SALEM, Ore. — California Governor Gavin Newsom recently called for the state’s energy commission to investigate the cause of California’s relatively high gas prices. At the time of Newsom’s request on April 23, California drivers were paying an average of $4.03 per gallon according to AAA, or $1.18 more than the national average.
“Independent analysis suggests that an unaccounted-for price differential exists in California’s gas prices and that this price differential may stem in part from inappropriate industry practices,” Newsom wrote in his April letter to the commission. “These are all important reasons for the Commission to help shed light on what’s going on in our gasoline market.”
Given that Democratic lawmakers who control the California Legislature recently voted to raise gas prices by hiking the state gas tax in 2017, a move that Newsom supported at the time as Lieutenant Governor, Newsom and Democratic lawmakers’ investigation into the source of high gas prices has been mocked.
The gas tax hike signed into law less than two years ago by then-Governor Jerry Brown (D) isn’t the only policy put into place by California progressives that is driving up prices at the pump. The state’s cap and trade program for carbon emissions, launched in 2013, also increases energy costs in California relative to other states.

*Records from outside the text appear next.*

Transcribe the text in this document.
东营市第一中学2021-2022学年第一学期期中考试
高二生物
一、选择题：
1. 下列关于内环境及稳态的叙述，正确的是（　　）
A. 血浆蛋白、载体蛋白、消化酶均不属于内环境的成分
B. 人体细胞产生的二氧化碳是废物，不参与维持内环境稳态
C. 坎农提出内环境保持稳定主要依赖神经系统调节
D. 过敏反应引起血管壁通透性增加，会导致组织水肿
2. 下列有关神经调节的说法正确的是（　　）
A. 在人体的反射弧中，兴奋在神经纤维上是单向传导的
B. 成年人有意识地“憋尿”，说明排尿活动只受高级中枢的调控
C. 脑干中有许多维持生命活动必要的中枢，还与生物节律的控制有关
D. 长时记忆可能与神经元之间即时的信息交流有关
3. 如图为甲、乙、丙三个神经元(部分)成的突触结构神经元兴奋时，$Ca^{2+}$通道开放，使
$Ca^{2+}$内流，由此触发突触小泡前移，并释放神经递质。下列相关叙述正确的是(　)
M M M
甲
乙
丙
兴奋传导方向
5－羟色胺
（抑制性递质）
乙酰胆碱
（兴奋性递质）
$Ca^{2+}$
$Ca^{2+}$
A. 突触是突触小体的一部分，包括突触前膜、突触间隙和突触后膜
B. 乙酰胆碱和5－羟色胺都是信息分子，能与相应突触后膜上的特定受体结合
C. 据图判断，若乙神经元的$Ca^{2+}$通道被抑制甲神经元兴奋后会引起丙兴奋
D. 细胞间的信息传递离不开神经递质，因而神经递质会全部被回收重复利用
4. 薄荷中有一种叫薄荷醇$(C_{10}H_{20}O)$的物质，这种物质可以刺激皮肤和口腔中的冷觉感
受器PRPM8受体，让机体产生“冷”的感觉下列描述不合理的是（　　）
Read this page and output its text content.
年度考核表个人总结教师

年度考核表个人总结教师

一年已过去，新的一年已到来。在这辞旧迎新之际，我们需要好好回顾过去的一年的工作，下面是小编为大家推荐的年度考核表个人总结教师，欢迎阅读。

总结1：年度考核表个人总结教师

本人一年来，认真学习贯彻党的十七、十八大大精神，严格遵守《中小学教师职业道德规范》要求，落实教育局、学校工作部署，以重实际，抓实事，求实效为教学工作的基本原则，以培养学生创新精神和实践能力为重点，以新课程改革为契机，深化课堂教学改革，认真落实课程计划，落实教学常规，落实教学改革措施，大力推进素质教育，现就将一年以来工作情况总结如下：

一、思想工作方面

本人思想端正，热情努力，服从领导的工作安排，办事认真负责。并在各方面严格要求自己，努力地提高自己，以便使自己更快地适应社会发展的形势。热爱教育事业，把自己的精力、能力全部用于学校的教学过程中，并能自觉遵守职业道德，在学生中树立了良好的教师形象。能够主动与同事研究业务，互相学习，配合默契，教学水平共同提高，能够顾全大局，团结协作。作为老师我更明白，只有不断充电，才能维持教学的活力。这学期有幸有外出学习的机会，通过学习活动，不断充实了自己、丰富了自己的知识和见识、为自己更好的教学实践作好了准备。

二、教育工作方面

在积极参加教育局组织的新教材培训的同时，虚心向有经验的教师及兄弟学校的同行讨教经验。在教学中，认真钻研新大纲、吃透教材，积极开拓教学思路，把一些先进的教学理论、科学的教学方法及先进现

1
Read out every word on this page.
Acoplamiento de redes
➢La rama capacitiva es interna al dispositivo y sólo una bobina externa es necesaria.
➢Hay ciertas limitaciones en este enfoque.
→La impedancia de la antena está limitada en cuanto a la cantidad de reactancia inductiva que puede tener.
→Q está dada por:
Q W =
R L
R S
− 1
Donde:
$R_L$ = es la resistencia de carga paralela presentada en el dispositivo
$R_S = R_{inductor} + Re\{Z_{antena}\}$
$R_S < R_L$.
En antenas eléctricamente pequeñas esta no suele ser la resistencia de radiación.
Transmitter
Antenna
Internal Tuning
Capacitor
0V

California’s cap-and-trade system for carbon emissions, together with its low-carbon fuel standard, increase Golden State gas prices by $0.24 per gallon beyond the national average, that’s according to a 2017 state government report.
Energy industry representatives contend that market forces can explain gas price differentials between California and other states.
“The petroleum industry on the West Coast has been subject to dozens of independent investigations by government agencies, all of which concluded the dynamics of supply and demand are responsible for movements in the price of gasoline and diesel fuel,” said Kevin Slagle, a spokesperson for the Western States Petroleum Association, adding that “state programs, such as cap-and-trade and the Low Carbon Fuel Standard, impact fluctuations in energy markets.”
Massachusetts Leads Regional Initiative That Could Inflate Gas Prices Across New England
New tax and regulatory schemes that drive up the cost of energy are not unique to California or other west coast states. Massachusetts Governor Charlie Baker (R) is also pursuing a regional regulatory regime, referred to as the Transportation Climate Initiative (TCI), that will also apply upward pressure to fuel prices in northeastern and mid-Atlantic states that are party to the agreement.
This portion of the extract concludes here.